Règle 2 : consommer suffisamment de protéines maigres

Les protéines doivent aussi faire partie de l’assiette du sportif, mais en quantité moindre que les glucides. Elles favorisent aussi la stabilité de l’énergie et contribuent également à l’entretien des tissus, dont les fibres musculaires. De nombreux aliments protéinés contiennent aussi des gras (les lipides) qu’on veut éviter. Il faut donc rechercher des sources de protéines faibles en gras.

Règle 3 : limiter les gras

Que ce soient de bons ou de mauvais gras, il vaut mieux en limiter la consommation avant et pendant l’activité physique car les lipides exigent un long temps de digestion. Pour la même raison, il est préférable de ne pas consommer d’aliments très épicés ou qui causent les flatulences. Toutefois, dans les heures qui suivent l’effort, il est tout à fait indiqué de prendre de bons gras comme l’huile d’olive ou de canola, des noix et des graines.

Règle 4 : s’hydrater suffisamment

L’hydratation de l’organisme joue un rôle crucial dans le régime spécial activité physique. L’eau est un transporteur de nutriments. Elle achemine les glucides, les protéines, les lipides, les vitamines et les minéraux aux sites d’utilisation. Il faut boire souvent, car on ne peut pas faire de réserves. Elle sert aussi de lubrifiant, assurant notamment un glissement en douceur entre les différents tissus.

Puisque l’exercice altère le mécanisme de la soif, il ne faut pas attendre d’avoir soif pour boire. Le réflexe de la soif est souvent déclenché quand nous sommes déjà déshydratés à 1 % ou 2 % et, déjà à ce stade, nos performances peuvent diminuer de 10 %.

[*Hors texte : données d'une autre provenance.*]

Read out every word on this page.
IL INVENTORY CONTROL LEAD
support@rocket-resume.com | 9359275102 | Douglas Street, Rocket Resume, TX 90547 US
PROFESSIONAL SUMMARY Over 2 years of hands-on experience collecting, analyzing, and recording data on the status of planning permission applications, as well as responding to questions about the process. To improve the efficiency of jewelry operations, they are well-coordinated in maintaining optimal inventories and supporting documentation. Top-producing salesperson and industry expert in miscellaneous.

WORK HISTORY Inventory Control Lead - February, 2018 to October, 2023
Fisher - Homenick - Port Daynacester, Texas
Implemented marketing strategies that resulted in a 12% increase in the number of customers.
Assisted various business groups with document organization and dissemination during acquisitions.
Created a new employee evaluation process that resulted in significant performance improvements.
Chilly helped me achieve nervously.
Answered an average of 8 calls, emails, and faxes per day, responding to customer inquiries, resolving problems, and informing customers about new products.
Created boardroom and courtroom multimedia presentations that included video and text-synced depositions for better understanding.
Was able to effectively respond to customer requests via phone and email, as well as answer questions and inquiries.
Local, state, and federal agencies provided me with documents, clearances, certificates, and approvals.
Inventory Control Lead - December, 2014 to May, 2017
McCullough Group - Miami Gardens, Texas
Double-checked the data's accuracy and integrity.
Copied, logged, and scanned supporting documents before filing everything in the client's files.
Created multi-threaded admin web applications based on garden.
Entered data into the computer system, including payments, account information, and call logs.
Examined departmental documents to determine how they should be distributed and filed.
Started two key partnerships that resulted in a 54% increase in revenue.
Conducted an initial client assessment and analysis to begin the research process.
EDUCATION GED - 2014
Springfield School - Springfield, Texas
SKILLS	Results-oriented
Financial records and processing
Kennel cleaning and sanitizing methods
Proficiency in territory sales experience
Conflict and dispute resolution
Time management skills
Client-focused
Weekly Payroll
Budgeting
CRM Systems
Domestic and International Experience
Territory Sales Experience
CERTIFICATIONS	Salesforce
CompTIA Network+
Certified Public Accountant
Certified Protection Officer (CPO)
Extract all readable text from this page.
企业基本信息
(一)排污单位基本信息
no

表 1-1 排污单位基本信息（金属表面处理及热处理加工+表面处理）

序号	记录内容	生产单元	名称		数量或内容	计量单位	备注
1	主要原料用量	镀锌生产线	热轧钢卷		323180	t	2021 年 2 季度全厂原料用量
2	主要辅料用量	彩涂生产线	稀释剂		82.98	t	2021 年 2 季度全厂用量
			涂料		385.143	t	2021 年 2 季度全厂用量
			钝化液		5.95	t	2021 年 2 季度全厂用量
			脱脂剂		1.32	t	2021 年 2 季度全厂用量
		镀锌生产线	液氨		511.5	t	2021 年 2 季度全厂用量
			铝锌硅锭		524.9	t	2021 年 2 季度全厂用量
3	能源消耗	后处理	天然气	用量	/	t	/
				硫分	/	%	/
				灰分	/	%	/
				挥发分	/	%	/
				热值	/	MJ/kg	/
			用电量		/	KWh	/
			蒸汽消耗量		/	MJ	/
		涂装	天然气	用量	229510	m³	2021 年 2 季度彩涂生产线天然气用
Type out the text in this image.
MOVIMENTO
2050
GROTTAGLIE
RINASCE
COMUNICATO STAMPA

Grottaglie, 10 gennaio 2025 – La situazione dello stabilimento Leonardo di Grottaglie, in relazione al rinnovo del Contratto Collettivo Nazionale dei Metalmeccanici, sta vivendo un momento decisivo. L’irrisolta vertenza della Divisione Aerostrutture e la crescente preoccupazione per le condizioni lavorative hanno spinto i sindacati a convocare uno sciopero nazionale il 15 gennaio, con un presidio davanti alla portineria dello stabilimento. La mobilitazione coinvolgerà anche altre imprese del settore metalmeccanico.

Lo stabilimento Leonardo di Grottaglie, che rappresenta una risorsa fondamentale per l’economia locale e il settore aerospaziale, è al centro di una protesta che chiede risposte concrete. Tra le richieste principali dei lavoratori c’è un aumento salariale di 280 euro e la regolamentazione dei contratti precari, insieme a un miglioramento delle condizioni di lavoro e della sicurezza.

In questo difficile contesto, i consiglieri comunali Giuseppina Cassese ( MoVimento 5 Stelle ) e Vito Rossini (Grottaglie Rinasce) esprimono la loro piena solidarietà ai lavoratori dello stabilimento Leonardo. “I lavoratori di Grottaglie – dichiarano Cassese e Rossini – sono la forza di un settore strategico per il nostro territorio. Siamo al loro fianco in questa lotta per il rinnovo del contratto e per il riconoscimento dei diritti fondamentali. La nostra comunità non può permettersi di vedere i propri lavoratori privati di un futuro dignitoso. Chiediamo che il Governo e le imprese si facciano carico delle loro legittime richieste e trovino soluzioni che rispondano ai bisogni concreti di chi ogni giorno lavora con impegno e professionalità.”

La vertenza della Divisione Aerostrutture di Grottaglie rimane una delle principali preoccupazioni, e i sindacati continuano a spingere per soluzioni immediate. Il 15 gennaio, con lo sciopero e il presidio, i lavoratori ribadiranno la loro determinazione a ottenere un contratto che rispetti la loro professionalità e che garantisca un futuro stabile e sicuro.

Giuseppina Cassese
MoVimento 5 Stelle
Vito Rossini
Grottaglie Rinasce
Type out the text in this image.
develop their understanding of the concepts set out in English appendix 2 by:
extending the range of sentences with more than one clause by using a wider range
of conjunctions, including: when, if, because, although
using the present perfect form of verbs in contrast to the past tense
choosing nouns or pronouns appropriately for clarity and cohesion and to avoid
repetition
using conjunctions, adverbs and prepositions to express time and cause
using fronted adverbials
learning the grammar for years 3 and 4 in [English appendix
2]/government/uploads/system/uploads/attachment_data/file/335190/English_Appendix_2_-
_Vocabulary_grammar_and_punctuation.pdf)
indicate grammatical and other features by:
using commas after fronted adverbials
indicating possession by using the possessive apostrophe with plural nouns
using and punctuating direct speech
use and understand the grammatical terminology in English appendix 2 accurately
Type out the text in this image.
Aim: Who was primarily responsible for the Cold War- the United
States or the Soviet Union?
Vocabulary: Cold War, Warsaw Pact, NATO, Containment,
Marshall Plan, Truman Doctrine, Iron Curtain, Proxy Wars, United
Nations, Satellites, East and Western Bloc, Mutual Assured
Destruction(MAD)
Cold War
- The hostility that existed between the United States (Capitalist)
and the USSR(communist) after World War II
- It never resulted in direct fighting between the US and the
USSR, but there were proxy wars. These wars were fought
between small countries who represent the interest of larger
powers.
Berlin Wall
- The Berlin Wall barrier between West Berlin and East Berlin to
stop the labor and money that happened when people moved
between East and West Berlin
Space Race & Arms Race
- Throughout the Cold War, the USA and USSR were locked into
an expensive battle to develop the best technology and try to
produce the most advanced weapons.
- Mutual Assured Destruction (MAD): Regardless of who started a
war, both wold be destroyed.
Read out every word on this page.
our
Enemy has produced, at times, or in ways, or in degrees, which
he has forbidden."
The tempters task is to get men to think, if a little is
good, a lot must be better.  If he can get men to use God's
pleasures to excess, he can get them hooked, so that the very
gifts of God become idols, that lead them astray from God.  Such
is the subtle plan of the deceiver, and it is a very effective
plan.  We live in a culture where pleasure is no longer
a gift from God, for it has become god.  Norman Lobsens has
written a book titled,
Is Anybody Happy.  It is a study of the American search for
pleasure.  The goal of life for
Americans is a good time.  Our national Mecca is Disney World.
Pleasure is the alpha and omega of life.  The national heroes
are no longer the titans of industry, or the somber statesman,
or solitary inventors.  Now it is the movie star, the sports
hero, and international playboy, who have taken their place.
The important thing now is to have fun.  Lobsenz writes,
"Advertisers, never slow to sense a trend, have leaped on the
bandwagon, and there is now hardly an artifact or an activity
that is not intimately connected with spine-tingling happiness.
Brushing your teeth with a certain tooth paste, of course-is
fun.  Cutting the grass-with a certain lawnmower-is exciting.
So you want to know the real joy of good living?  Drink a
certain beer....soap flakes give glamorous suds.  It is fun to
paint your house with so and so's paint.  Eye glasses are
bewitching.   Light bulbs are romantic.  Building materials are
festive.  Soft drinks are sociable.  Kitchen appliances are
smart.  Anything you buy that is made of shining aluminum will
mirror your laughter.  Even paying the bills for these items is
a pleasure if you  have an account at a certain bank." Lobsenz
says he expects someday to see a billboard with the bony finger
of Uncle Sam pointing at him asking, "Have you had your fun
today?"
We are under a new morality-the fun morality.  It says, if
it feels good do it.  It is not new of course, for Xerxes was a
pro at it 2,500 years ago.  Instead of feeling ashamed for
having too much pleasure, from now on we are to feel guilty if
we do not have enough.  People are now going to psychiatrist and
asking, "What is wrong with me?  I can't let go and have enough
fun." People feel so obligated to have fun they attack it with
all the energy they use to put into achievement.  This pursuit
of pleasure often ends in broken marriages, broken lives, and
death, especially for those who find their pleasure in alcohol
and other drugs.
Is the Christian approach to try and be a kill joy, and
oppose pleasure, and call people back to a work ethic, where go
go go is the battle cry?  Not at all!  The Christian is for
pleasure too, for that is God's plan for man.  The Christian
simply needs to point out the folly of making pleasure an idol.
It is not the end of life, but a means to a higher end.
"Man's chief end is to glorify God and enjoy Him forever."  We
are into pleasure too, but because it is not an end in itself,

Règle 5 : Choisir des aliments familiers et bien tolérés

Avant l’exercice, ce n’est pas le temps d’essayer de nouveaux aliments ou de choisir des aliments qui ont l’habitude de causer des inconforts. Aussi, les aliments épicés ou caféinés peuvent stimuler le péristaltisme et nous donner envie d’aller à la selle pendant l’entraînement. Réservez les nouveaux aliments et ceux qui sont plus difficiles à digérer ou irritants pour après l’exercice.

De bons trucs

  • N’attendez pas de ressentir la faim ou la soif avant de boire ou manger pendant l’exercice.
  • Planifiez à l’avance votre plan d’alimentation et d’hydratation.
  • Faites-vous aider d’une nutritionniste du sport pour vous bâtir un plan d’alimentation et d’hydratation adapté.